Chastened by the thought that Terri really didn’t have anyone to help her, I tried to be a kinder and gentler person as we drove to Harvest House. I’ll let you guess how long that resolve lasted.

Fortunately, we arrived early and found a good parking spot before the market got crowded. All told, I’d say Harvest House stretched over a couple of acres. Five different cement-floored buildings joined together into a country shopping mall of sorts, with each building featuring stalls run by numerous business owners. Terri and I browsed through the fresh fruit and vegetable area first, earmarking those vendors we’d stop at later so we didn’t have to pick up all that heavy produce until we left. I noticed some local apple honey, a favorite I rarely saw on grocery shelves anywhere, and Terri suggested I add some artisanal cheeses to my customary stores of yellow American. Then we wandered into the bakery area where I tried, without much success, to ignore the goods for sale. One bakery stall featured a local specialty, grape pies, which had a filling with a texture similar to that of cherry pie but consisting of deep-purple Concord grapes. Avoiding the pastry, I chose instead a Mason jar full of homemade grape juice, full of the resveratrol that supposedly makes red wines so healthy for their drinkers. I’d mix up the grape juice with seltzer when I got home for flavorful spritzers.

Homemade jams, soaps, penny candies, quilting supplies, and pickles of various sorts filled another shed at Harvest Home. For once I bypassed the pickled Brussels sprouts, which I usually couldn’t resist. 

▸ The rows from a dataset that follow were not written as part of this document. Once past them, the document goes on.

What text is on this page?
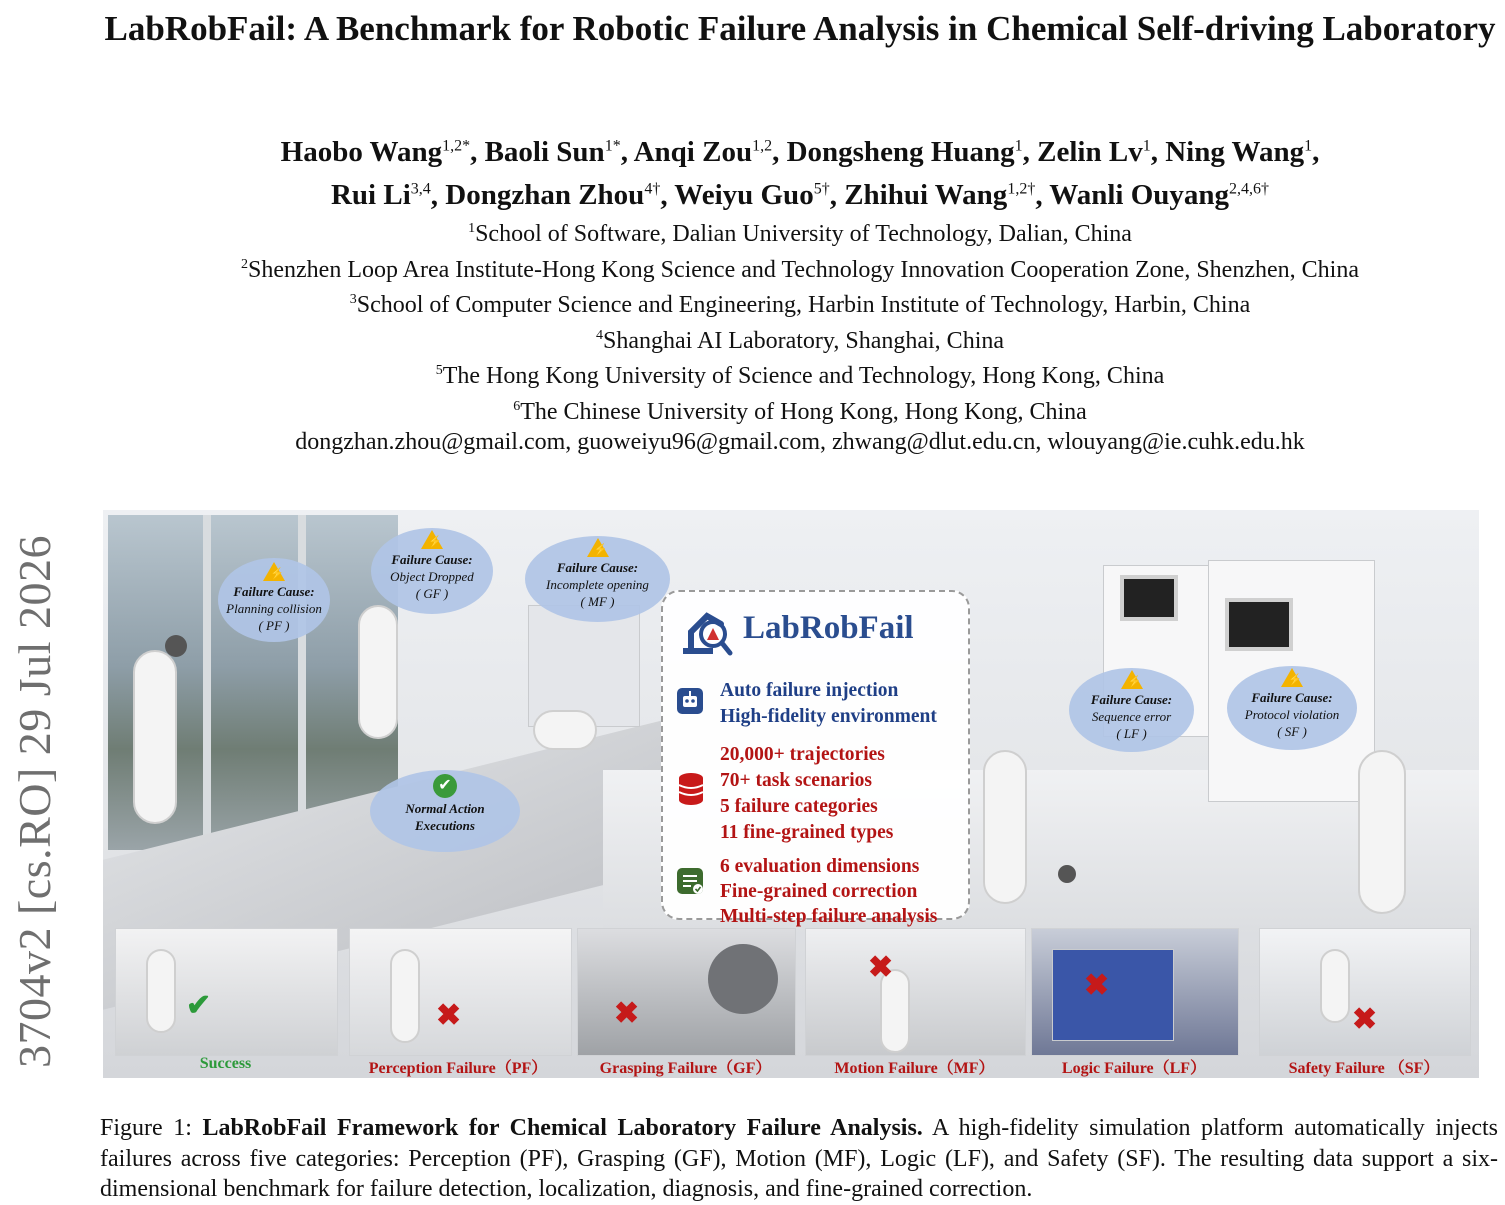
3704v2 [cs.RO] 29 Jul 2026
LabRobFail: A Benchmark for Robotic Failure Analysis in Chemical Self-driving Laboratory
Haobo Wang$^{1,2*}$, Baoli Sun$^{1*}$, Anqi Zou$^{1,2}$, Dongsheng Huang$^1$, Zelin Lv$^1$, Ning Wang$^1$,
Rui Li$^{3,4}$, Dongzhan Zhou$^{4\dagger}$, Weiyu Guo$^{5\dagger}$, Zhihui Wang$^{1,2\dagger}$, Wanli Ouyang$^{2,4,6\dagger}$
$^1$School of Software, Dalian University of Technology, Dalian, China
$^2$Shenzhen Loop Area Institute-Hong Kong Science and Technology Innovation Cooperation Zone, Shenzhen, China
$^3$School of Computer Science and Engineering, Harbin Institute of Technology, Harbin, China
$^4$Shanghai AI Laboratory, Shanghai, China
$^5$The Hong Kong University of Science and Technology, Hong Kong, China
$^6$The Chinese University of Hong Kong, Hong Kong, China
dongzhan.zhou@gmail.com, guoweiyu96@gmail.com, zhwang@dlut.edu.cn, wlouyang@ie.cuhk.edu.hk
⚡
Failure Cause:
Planning collision
( PF )
⚡
Failure Cause:
Object Dropped
( GF )
⚡
Failure Cause:
Incomplete opening
( MF )
✔
Normal Action
Executions
⚡
Failure Cause:
Sequence error
( LF )
⚡
Failure Cause:
Protocol violation
( SF )
LabRobFail
Auto failure injection
High-fidelity environment
20,000+ trajectories
70+ task scenarios
5 failure categories
11 fine-grained types
6 evaluation dimensions
Fine-grained correction
Multi-step failure analysis
✔	✖	✖
✖
✖
✖
Success	Perception Failure（PF）	Grasping Failure（GF）	Motion Failure（MF）	Logic Failure（LF）	Safety Failure （SF）
Figure 1: LabRobFail Framework for Chemical Laboratory Failure Analysis. A high-fidelity simulation platform automatically injects failures across five categories: Perception (PF), Grasping (GF), Motion (MF), Logic (LF), and Safety (SF). The resulting data support a six-dimensional benchmark for failure detection, localization, diagnosis, and fine-grained correction.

I talked Terri out of buying a number of items by harping on the difficulties of getting them home with her, especially if she needed to fly. I discouraged her casual suggestion that ‘maybe you could pack everything and send it to me’ by pointing out the very breakable glass preserve containers and the perishable nature of many of the other things she wanted. When we hit the bunny eggs, though, I couldn’t talk her out of them. Egg cartons full of white egg-shaped smooth pieces of wood, each decorated with a different face, hat and ears. For the life of me I couldn’t see the point, but Terri fell in love and bought four dozen. Which I proceeded to carry through the crowds for the next hour.

After a while, four egg cartons of wooden eggs get to be pretty awkward to carry, especially when you add in glass jars of grape juice, apple honey, and a hunk of artisanal cheddar. ‘Crabby’ doesn’t begin to describe my mood after juggling those purchases, with the additions of fresh asparagus, strawberries and new potatoes for dinner. After far too long, and far too many minutes looking at handmade lawn furniture Terri would never have shipped to her Chicago McMansion, we made it back to the car. The best thing about our shopping excursion? The way it hardened my resolve to get Terri on a plane west at the first opportunity.